If you would like further information about the workshop or a registration form, please email tx.cera@gmail.com

 

Tornado-damaged artworks

We are thinking of all the people in Dallas affected by the tornado. If you have questions and need guidance in rescuing artworks, you can call the National Emergency Responders at (202) 661-8068 or TX-CERA at (669)-237-2243.

To find a local qualified conservator, use the search function on the American Institute for Conservation (AIC) website: https://www.culturalheritage.org/membership/find-a-conservator

A few quick tips to stabilize and avoid further damage to water-damaged or impact-damaged artworks until you are able to contact a conservator.

Remember: your safety comes first! For general guidelines on how to approach an emergency:  https://txcera.org/emergency-response/

For framed artworks: if the artwork is not stuck to the glass, carefully remove from frame in a safe and dry place. If you notice that the paint is lifting off the surface or if you see minute losses, do not unframe. Place painting face up on elevated blocks to provide air circulation. If the glass protecting your watercolor is broken, pay attention not to scratch the artwork when handling it.

For photographs: if there are wet, do not allow them to dry in a pile. They will “block” and it’ll be impossible to separate them. Rinse them with clean, cool water and hang them to air dry. If too dirty to clean, put them in a container with clean water and take them to a conservator within 48 hours. Or you can interleave them with waxed paper and freeze them until you’ll have time to take them to a conservator. Do not freeze glass plate negatives.

For books: if partially wet, stand on top or bottom edge, open to 90 degree angle, and let them air dry. Photographic images need to be interleafed, otherwise they will block (dry inseparably). If you don’t have time or space to air dry all your books, start with a few and wrap in waxed paper (with interleaf as needed) and freeze the other ones. You can get them out and air dry them a few at the time.

For furniture: gently sponge surface to clean, blot, air dry slowly. If the uppermost layer dries too quickly while the inner part remains wet, the wood will warp and crack. Hold wood veneer in place with weights or clamps. Contact a conservator as soon as possible. If upholstery, remove cushions and seats and separate all the pieces; use dry towels or sheets to wrap the upholstered pieces and change the absorbent material as it becomes wet.

For ceramics: keep the pieces together in boxes. If possible, make sure the fragments don’t collide in the box; it’ll minimize the losses along the edges of the fragments.

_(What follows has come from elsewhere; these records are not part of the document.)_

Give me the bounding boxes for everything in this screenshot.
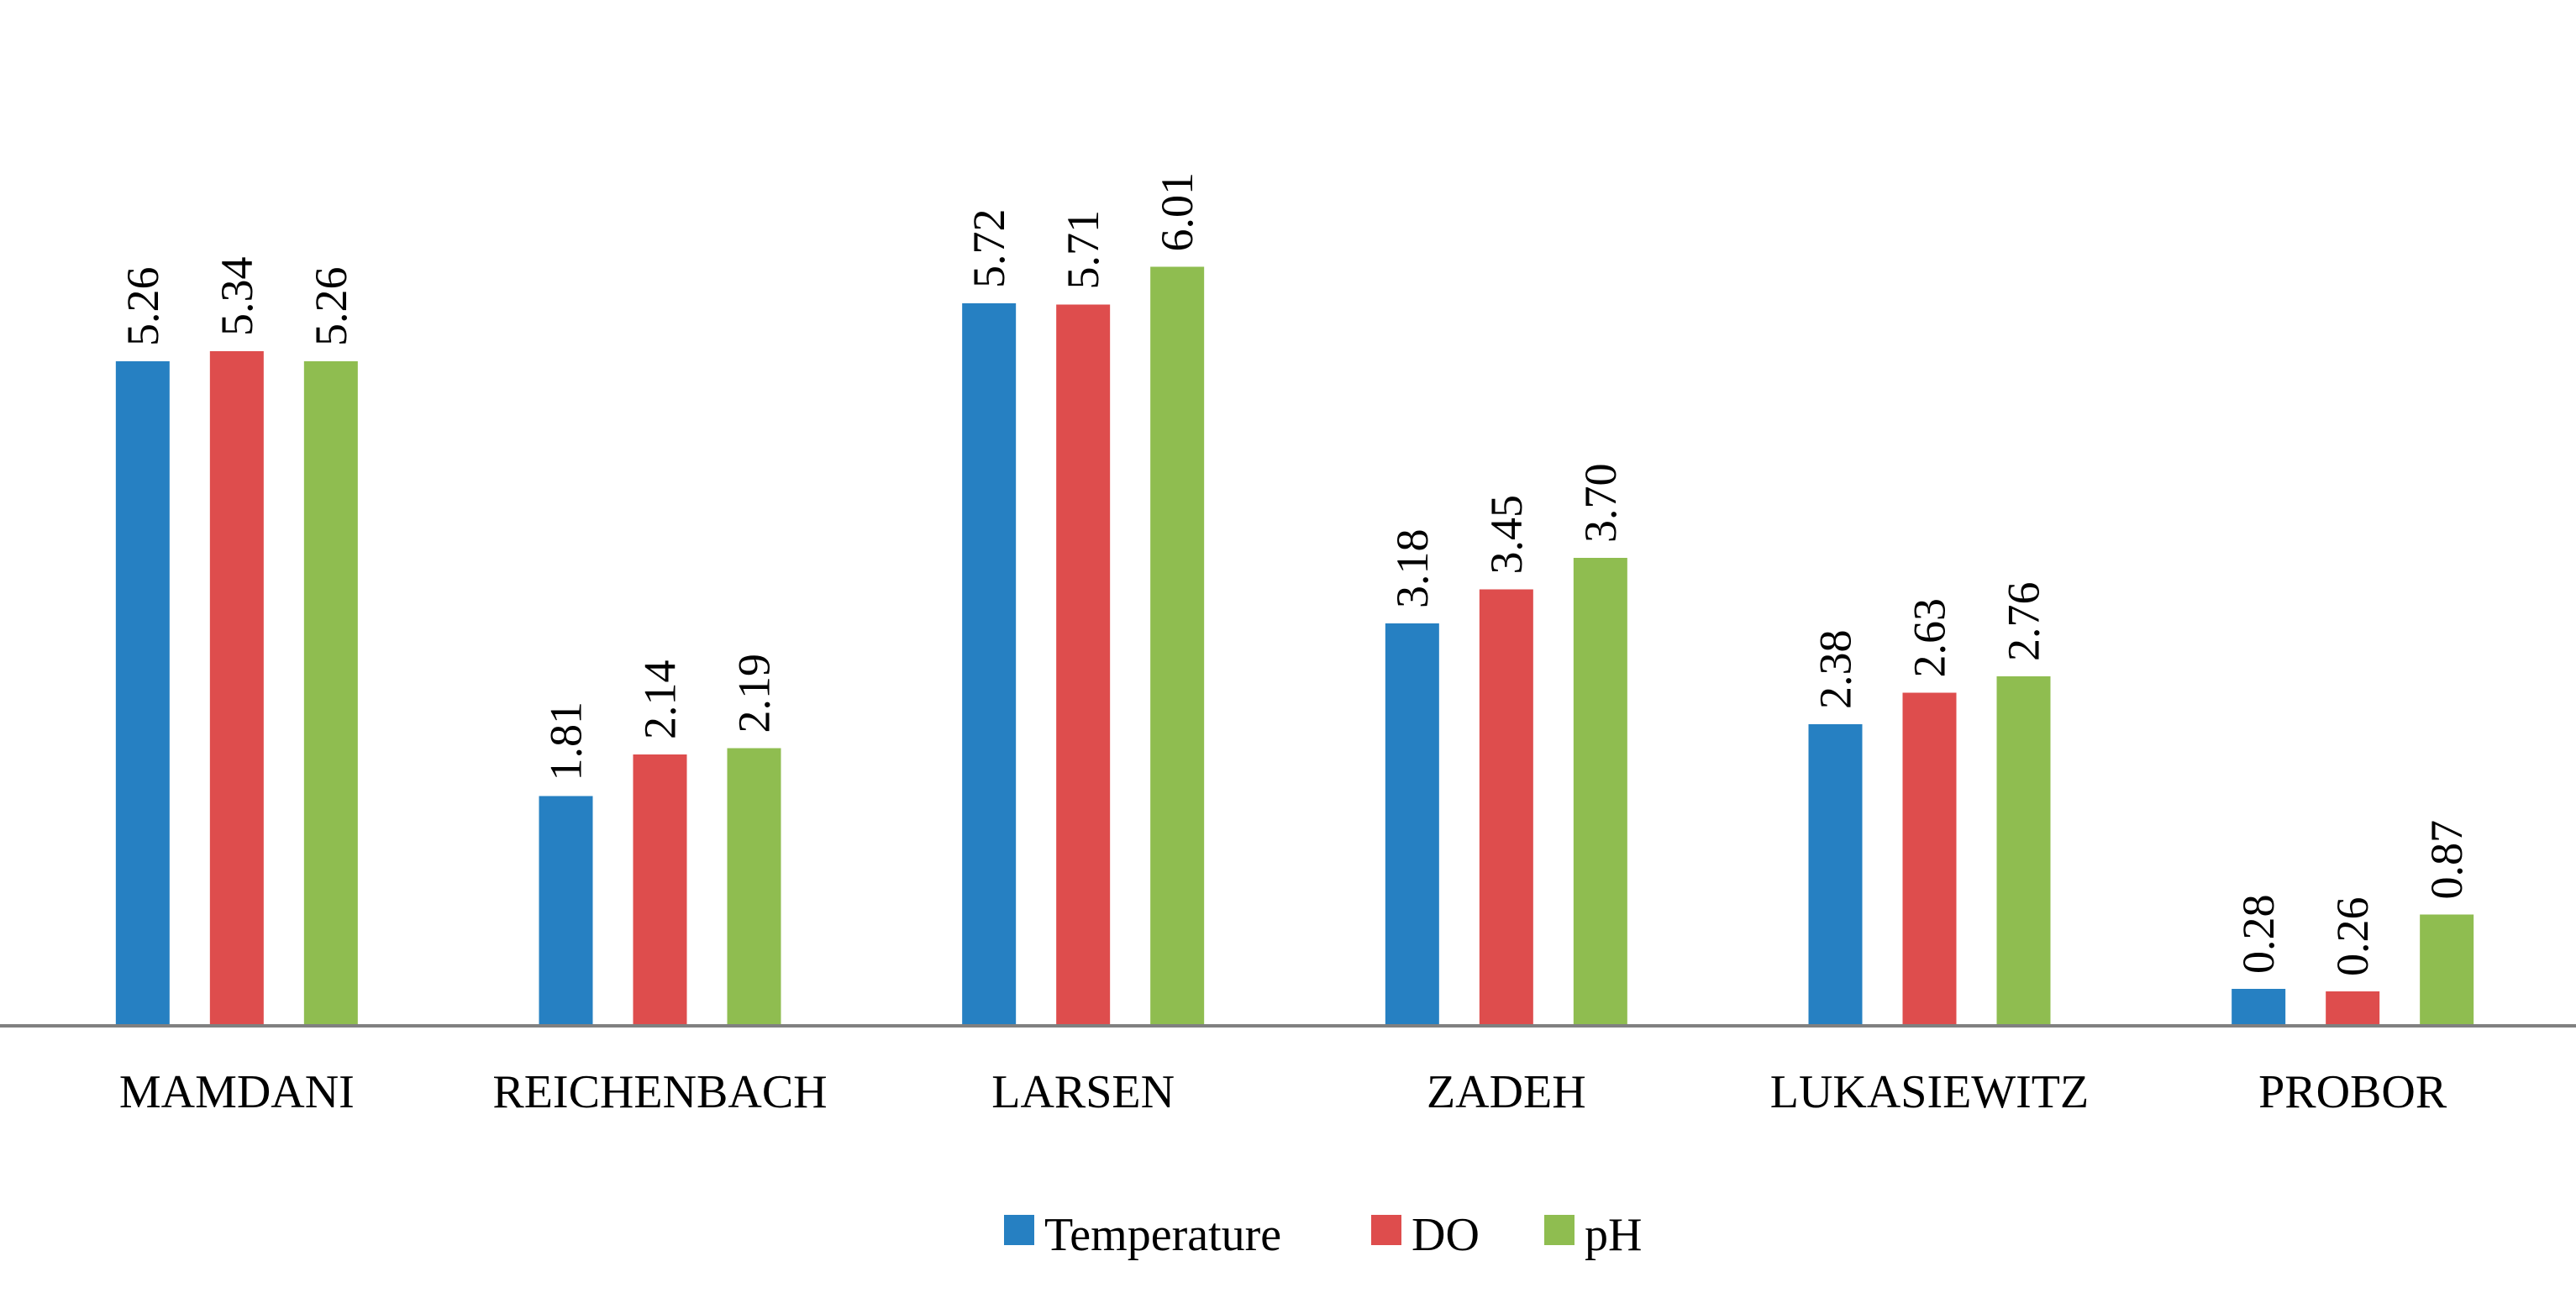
bar-do-probor [2326,991,2380,1024]
data-label-ph-zadeh: 3.70 [1575,464,1626,544]
data-label-do-zadeh: 3.45 [1481,495,1532,575]
bar-do-lukasiewitz [1902,692,1957,1024]
category-label-probor: PROBOR [2258,1066,2447,1118]
bar-ph-zadeh [1573,558,1627,1024]
bar-temperature-mamdani [115,361,170,1024]
bar-do-larsen [1056,304,1111,1024]
data-label-temperature-probor: 0.28 [2233,895,2284,975]
category-label-lukasiewitz: LUKASIEWITZ [1770,1066,2089,1118]
data-label-temperature-reichenbach: 1.81 [541,702,591,781]
data-label-do-probor: 0.26 [2327,897,2378,977]
legend-label-do: DO [1412,1209,1480,1261]
data-labels-group: 5.26 5.34 5.26 1.81 2.14 2.19 5.72 5.71 6.01 3.18… [118,172,2472,976]
bar-temperature-probor [2232,989,2286,1024]
legend-swatch-ph [1544,1215,1575,1245]
legend-label-temperature: Temperature [1044,1209,1281,1261]
data-label-do-mamdani: 5.34 [212,257,262,337]
data-label-temperature-mamdani: 5.26 [118,267,168,347]
data-label-ph-larsen: 6.01 [1152,172,1202,252]
data-label-ph-mamdani: 5.26 [306,267,356,347]
bar-ph-larsen [1150,266,1205,1024]
data-label-temperature-zadeh: 3.18 [1387,529,1438,609]
legend-swatch-temperature [1004,1215,1034,1245]
category-label-larsen: LARSEN [991,1066,1175,1118]
legend-swatch-do [1371,1215,1401,1245]
bar-temperature-zadeh [1385,623,1439,1024]
bar-temperature-lukasiewitz [1808,724,1863,1024]
data-label-temperature-larsen: 5.72 [964,209,1014,289]
data-label-temperature-lukasiewitz: 2.38 [1811,630,1861,710]
bar-temperature-reichenbach [539,796,593,1024]
data-label-do-lukasiewitz: 2.63 [1905,598,1955,678]
bars-group [115,266,2474,1024]
bar-ph-reichenbach [727,748,781,1024]
category-labels-group: MAMDANI REICHENBACH LARSEN ZADEH LUKASIEWITZ… [119,1066,2447,1118]
bar-do-zadeh [1479,589,1533,1024]
data-label-do-reichenbach: 2.14 [635,660,686,740]
category-label-mamdani: MAMDANI [119,1066,355,1118]
bar-ph-lukasiewitz [1996,676,2051,1024]
bar-do-reichenbach [633,754,687,1024]
data-label-ph-lukasiewitz: 2.76 [1999,582,2049,662]
category-label-zadeh: ZADEH [1427,1066,1586,1118]
data-label-ph-probor: 0.87 [2421,820,2472,900]
data-label-ph-reichenbach: 2.19 [729,654,780,733]
category-label-reichenbach: REICHENBACH [492,1066,827,1118]
legend-label-ph: pH [1585,1209,1642,1261]
bar-temperature-larsen [962,303,1017,1024]
bar-ph-probor [2420,914,2474,1024]
legend: Temperature DO pH [1004,1209,1642,1261]
bar-do-mamdani [209,351,264,1024]
data-label-do-larsen: 5.71 [1058,210,1108,290]
bar-ph-mamdani [303,361,358,1024]
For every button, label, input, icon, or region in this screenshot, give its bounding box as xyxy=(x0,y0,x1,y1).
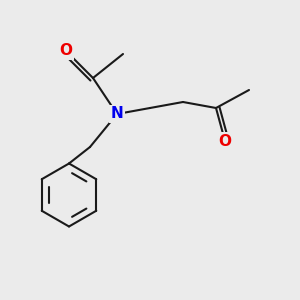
Text: O: O xyxy=(218,134,232,148)
Text: N: N xyxy=(111,106,123,122)
Text: O: O xyxy=(59,44,73,59)
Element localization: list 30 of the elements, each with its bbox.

For metals: handle with gloves, clean with soft sponge and blot dry; if object has an applied finish, do not attempt to clean. Air dry.

For textiles: fabrics become saturated with water and they are at risk of damage when handling them. Make sure the textile is supported. Do not stack wet textiles. Rinse, drain and blot textiles with clean towels to remove excess water. Shape textile to its original form. Air dry using fans.